Establishing disablement

The Social Security Administration considers many asbestos-related diseases disabling. These diseases are listed in the “Blue Book” of impairments. Individuals who suffer from listed conditions automatically qualify for benefits on a medical level. The following lung conditions appear in the Blue Book:

  • Malignant mesothelioma. This cancer is considered disabling if victims document mesothelioma of the pleura or mediastinum tumors that treatment cannot control.
  • Lung cancer. The listing includes small-cell carcinoma, severe cases of non-small cell carcinoma and certain cases of superior sulcus cancer.
  • Pulmonary insufficiency. The SSA uses lung capacity tests to determine whether asbestosis or other lung-restricting diseases qualify as disabling.
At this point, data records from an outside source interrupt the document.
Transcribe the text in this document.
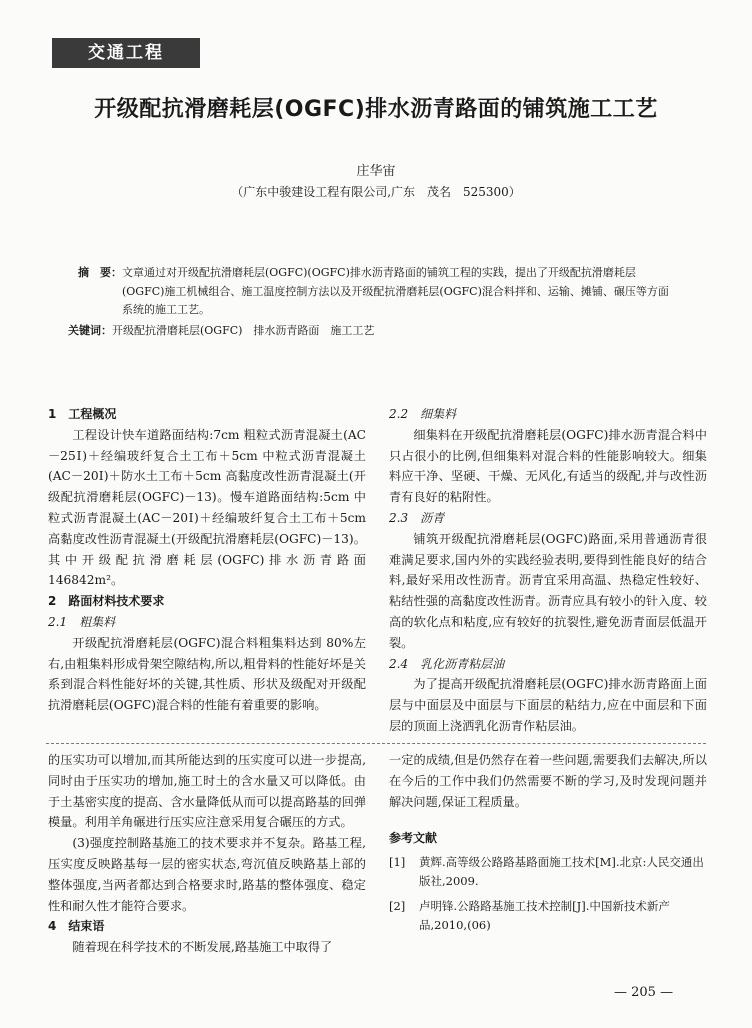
交通工程
开级配抗滑磨耗层(OGFC)排水沥青路面的铺筑施工工艺
庄华宙
（广东中骏建设工程有限公司,广东　茂名　525300）
摘　要： 文章通过对开级配抗滑磨耗层(OGFC)(OGFC)排水沥青路面的铺筑工程的实践，提出了开级配抗滑磨耗层(OGFC)施工机械组合、施工温度控制方法以及开级配抗滑磨耗层(OGFC)混合料拌和、运输、摊铺、碾压等方面系统的施工工艺。
关键词： 开级配抗滑磨耗层(OGFC)　排水沥青路面　施工工艺
1　工程概况

工程设计快车道路面结构:7cm 粗粒式沥青混凝土(AC－25Ⅰ)＋经编玻纤复合土工布＋5cm 中粒式沥青混凝土(AC－20Ⅰ)＋防水土工布＋5cm 高黏度改性沥青混凝土(开级配抗滑磨耗层(OGFC)－13)。慢车道路面结构:5cm 中粒式沥青混凝土(AC－20Ⅰ)＋经编玻纤复合土工布＋5cm 高黏度改性沥青混凝土(开级配抗滑磨耗层(OGFC)－13)。其中开级配抗滑磨耗层(OGFC)排水沥青路面 146842m²。

2　路面材料技术要求
2.1　粗集料

开级配抗滑磨耗层(OGFC)混合料粗集料达到 80%左右,由粗集料形成骨架空隙结构,所以,粗骨料的性能好坏是关系到混合料性能好坏的关键,其性质、形状及级配对开级配抗滑磨耗层(OGFC)混合料的性能有着重要的影响。

2.2　细集料

细集料在开级配抗滑磨耗层(OGFC)排水沥青混合料中只占很小的比例,但细集料对混合料的性能影响较大。细集料应干净、坚硬、干燥、无风化,有适当的级配,并与改性沥青有良好的粘附性。

2.3　沥青

铺筑开级配抗滑磨耗层(OGFC)路面,采用普通沥青很难满足要求,国内外的实践经验表明,要得到性能良好的结合料,最好采用改性沥青。沥青宜采用高温、热稳定性较好、粘结性强的高黏度改性沥青。沥青应具有较小的针入度、较高的软化点和粘度,应有较好的抗裂性,避免沥青面层低温开裂。

2.4　乳化沥青粘层油

为了提高开级配抗滑磨耗层(OGFC)排水沥青路面上面层与中面层及中面层与下面层的粘结力,应在中面层和下面层的顶面上浇洒乳化沥青作粘层油。

的压实功可以增加,而其所能达到的压实度可以进一步提高,同时由于压实功的增加,施工时土的含水量又可以降低。由于土基密实度的提高、含水量降低从而可以提高路基的回弹模量。利用羊角碾进行压实应注意采用复合碾压的方式。

(3)强度控制路基施工的技术要求并不复杂。路基工程,压实度反映路基每一层的密实状态,弯沉值反映路基上部的整体强度,当两者都达到合格要求时,路基的整体强度、稳定性和耐久性才能符合要求。

4　结束语

随着现在科学技术的不断发展,路基施工中取得了

一定的成绩,但是仍然存在着一些问题,需要我们去解决,所以在今后的工作中我们仍然需要不断的学习,及时发现问题并解决问题,保证工程质量。

参考文献
[1]	黄辉.高等级公路路基路面施工技术[M].北京:人民交通出版社,2009.
[2]	卢明锋.公路路基施工技术控制[J].中国新技术新产品,2010,(06)
— 205 —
Asbestos-related diseases that affect other parts of the body may also appear in the Blue Book. Exposure victims must provide thorough documentation to prove they suffer from these conditions and meet associated requirements. A diagnosis, medical history and objective testing can help establish the condition. In claims involving cancer, biopsy results and notes from surgical procedures are also appropriate forms of evidence.

Receiving allowances

People who don’t meet Blue Book criteria may also qualify for SSD benefits by receiving medical-vocational allowances. As Social Security attorneys in Arlington Heights can explain, allowances are awarded based on a person’s ability to work.

When granting allowances, the SSA considers every health problem that an individual suffers from. The SSA also considers the individual’s unique skills, work experience and educational level. An allowance is awarded if these factors prevent the person from working gainfully in any capacity.

Meeting non-medical criteria

Unfortunately, victims of disabling medical conditions aren’t always guaranteed SSD benefits. As most Social Security attorneys in Arlington Heights can attest, these individuals also must fulfill non-medical requirements.

First, SSD applicants must have paid adequate amounts of Social Security taxes. People with limited earnings or little recent work history may not qualify as “insured.” Second, applicants cannot engage in work with monthly income over $1,090. The SSA makes an exception for blind individuals. In all other cases, this level of work precludes a person from receiving benefits.